The usual way people determine their hamstring flexibility is whether they can bend from the hips and touch their toes. Most professionals will use this in their assessment to get a picture of how the body moves. For those that think that bending by the hips and touching their toes helps the hamstrings, they will find out later in this blog that this isn’t a true representation of hamstring flexibility. This is because far more muscle groups are involved than most think to accomplish this task.
The reason it is beneficial for a professional to observe you touch your toes, is so that they can see exactly how your anterior and posterior chain functions. Simply put, to see how free your spine and hip interact; with this information you can see if the hamstrings relax to a reasonable length.
After we assess the movements of the hip and spine we can then look into the diaphragm, pelvic floor and intercostal muscle, as these too have the ability to impact your toe-touch motion. If there is good motion in the hips, but not much thought the spine, then we expand the assessment to other areas of the body that help forward flexion. It is quite normal to feel very quick changes as a result, which is perceived as hamstring flexibility but actually could be an improvement in the muscles within the posterior chain. Through this, we then begin to see the full range of motion in the hamstring as previous muscles that can inhibit the hamstring flexibility are removed.
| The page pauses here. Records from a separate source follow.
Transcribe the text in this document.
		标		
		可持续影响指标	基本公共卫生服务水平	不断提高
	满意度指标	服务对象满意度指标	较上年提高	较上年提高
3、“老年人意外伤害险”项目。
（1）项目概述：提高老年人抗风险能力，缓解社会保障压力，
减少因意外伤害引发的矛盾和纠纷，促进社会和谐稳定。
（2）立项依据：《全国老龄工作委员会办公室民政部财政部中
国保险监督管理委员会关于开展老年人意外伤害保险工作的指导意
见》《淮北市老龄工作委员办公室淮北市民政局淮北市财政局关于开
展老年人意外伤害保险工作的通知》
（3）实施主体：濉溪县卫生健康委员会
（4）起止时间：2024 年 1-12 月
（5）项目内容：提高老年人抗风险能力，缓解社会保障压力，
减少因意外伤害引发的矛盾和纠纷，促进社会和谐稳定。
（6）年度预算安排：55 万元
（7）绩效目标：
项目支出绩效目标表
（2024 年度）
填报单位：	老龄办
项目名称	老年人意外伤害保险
If the Spinal movement is good and we can see the hamstring and hip movement is restricted, we will then move onto posterior knee stability.
Posterior knee stability
When you walk or run your hamstrings are used along with your gastrocnemius to stabilise the knee through an isometric contraction. This is to prevent the knee from bending as our foot hits the ground through initial contact. The stiffness in the hamstring is needed to help you absorb the force when the foot hits the ground and ensures the power you are generating in your hips is not wasted, and so, generates forward motion.
If there is no stiffness in the hamstrings and gastrocnemius, then these two muscle groups start to work harder than they need to during low impact work and this then starts to create a feeling of constant tension, with a feeling that it always needs to be stretched.
So, if this is occurring in your hamstrings and you’re trying to stretch, but no matter how long and how many times you do it you feel nothing is working, then most likely it is not your hamstrings at fault. If you treat the symptoms and not the cause, it will be harder for you to reach your desired results.